Gdyby mógł Pan czytać moje myśli byłoby Panu tak samo przykro jak jest mnie, kiedy słyszę Pana obłudne słowa. Jak mógł Pan nie wymienić nazwiska – symbolu Solidarności i przemian w Polsce, Lecha Wałęsy w 35 rocznicę powstania Solidarności i podpisania Porozumień Sierpniowych ? Nie zaprosić na rocznicowe uroczystości Premiera Rządu Polskiego?

Jest mi wstyd Panie Prezydencie Rzeczypospolitej Polskiej, że pod hasłami zgody narodowej, wspólnoty, wzajemnego szacunku, solidarności i prawdy – buduje Pan mur niezgody, nienawiści, upokarzania ludzi, obłudy, fałszu i nieprawdy.
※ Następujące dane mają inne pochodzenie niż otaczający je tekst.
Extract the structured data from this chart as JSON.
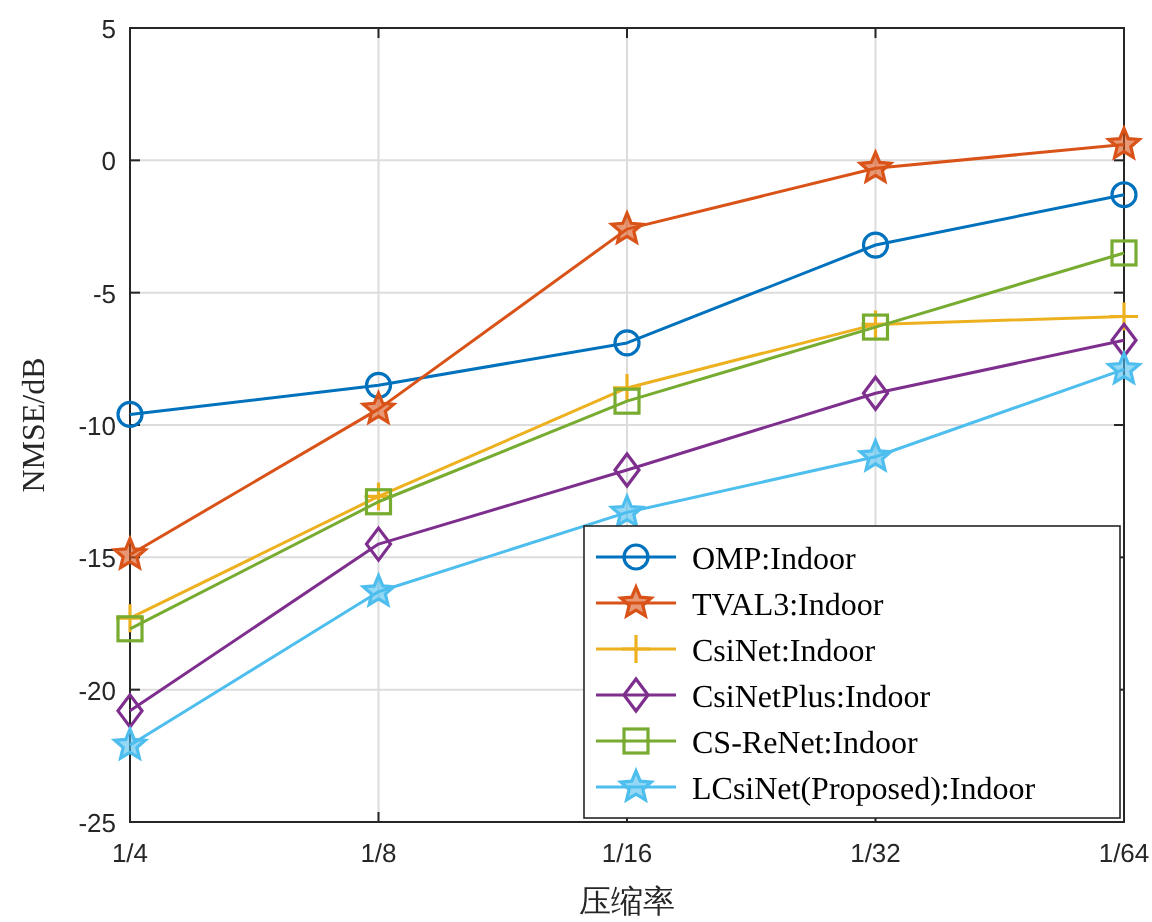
{
  "chart_data": {
    "type": "line",
    "xlabel": "压缩率",
    "ylabel": "NMSE/dB",
    "categories": [
      "1/4",
      "1/8",
      "1/16",
      "1/32",
      "1/64"
    ],
    "ylim": [
      -25,
      5
    ],
    "yticks": [
      -25,
      -20,
      -15,
      -10,
      -5,
      0,
      5
    ],
    "grid": true,
    "legend": "bottom right",
    "series": [
      {
        "name": "OMP:Indoor",
        "color": "#0072bd",
        "marker": "circle",
        "values": [
          -9.6,
          -8.5,
          -6.9,
          -3.2,
          -1.3
        ]
      },
      {
        "name": "TVAL3:Indoor",
        "color": "#d95319",
        "marker": "star",
        "values": [
          -14.9,
          -9.4,
          -2.6,
          -0.3,
          0.6
        ]
      },
      {
        "name": "CsiNet:Indoor",
        "color": "#edb120",
        "marker": "cross",
        "values": [
          -17.3,
          -12.7,
          -8.6,
          -6.2,
          -5.9
        ]
      },
      {
        "name": "CsiNetPlus:Indoor",
        "color": "#7e2f8e",
        "marker": "diamond",
        "values": [
          -20.8,
          -14.5,
          -11.7,
          -8.8,
          -6.8
        ]
      },
      {
        "name": "CS-ReNet:Indoor",
        "color": "#77ac30",
        "marker": "square",
        "values": [
          -17.7,
          -12.9,
          -9.1,
          -6.3,
          -3.5
        ]
      },
      {
        "name": "LCsiNet(Proposed):Indoor",
        "color": "#4dbeee",
        "marker": "star",
        "values": [
          -22.1,
          -16.3,
          -13.3,
          -11.2,
          -7.9
        ]
      }
    ]
  }
}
Mocne słowa, ale to co pada
z Pana ust jest po wielekroć mocniejsze, rażące i niesprawiedliwe. Małostkowość, zawziętość, zakłamywanie najnowszej historii, których celem jest li tylko zdobycie władzy – oto cechy, które urzędujący Prezydent RP akceptuje i wyraża.

Zdaję sobie doskonale sprawę, że moje oburzenie nie zrobi na Panu i pana ekipie wrażenia. Ciekawa również jestem kiedy pod sztandarem demokracji zaczniecie namacalnie szykanować ludzi takich jak ja, myślących inaczej, szanujących ludzi oraz pojęcia: Ojczyzna, patriotyzm, honor, przyzwoitość, lecz na Pana nie głosujących..
Na szczęście jestem w mocno zaawansowanym wieku, wiele i wielu przeżyłam i dalej też wytrzymam. Przykro mi tylko, że gorycz jest moją karmą codziennego dnia – z powodu Pana Panie Prezydencie, Pańskiego nieformalnego szefa i Pana całej „byłej” formacji.

Dedykuję do przemyślenia artykuł Jarosława Kurskiego z Gazety Wyborczej – „Gumowanie Wałęsy”.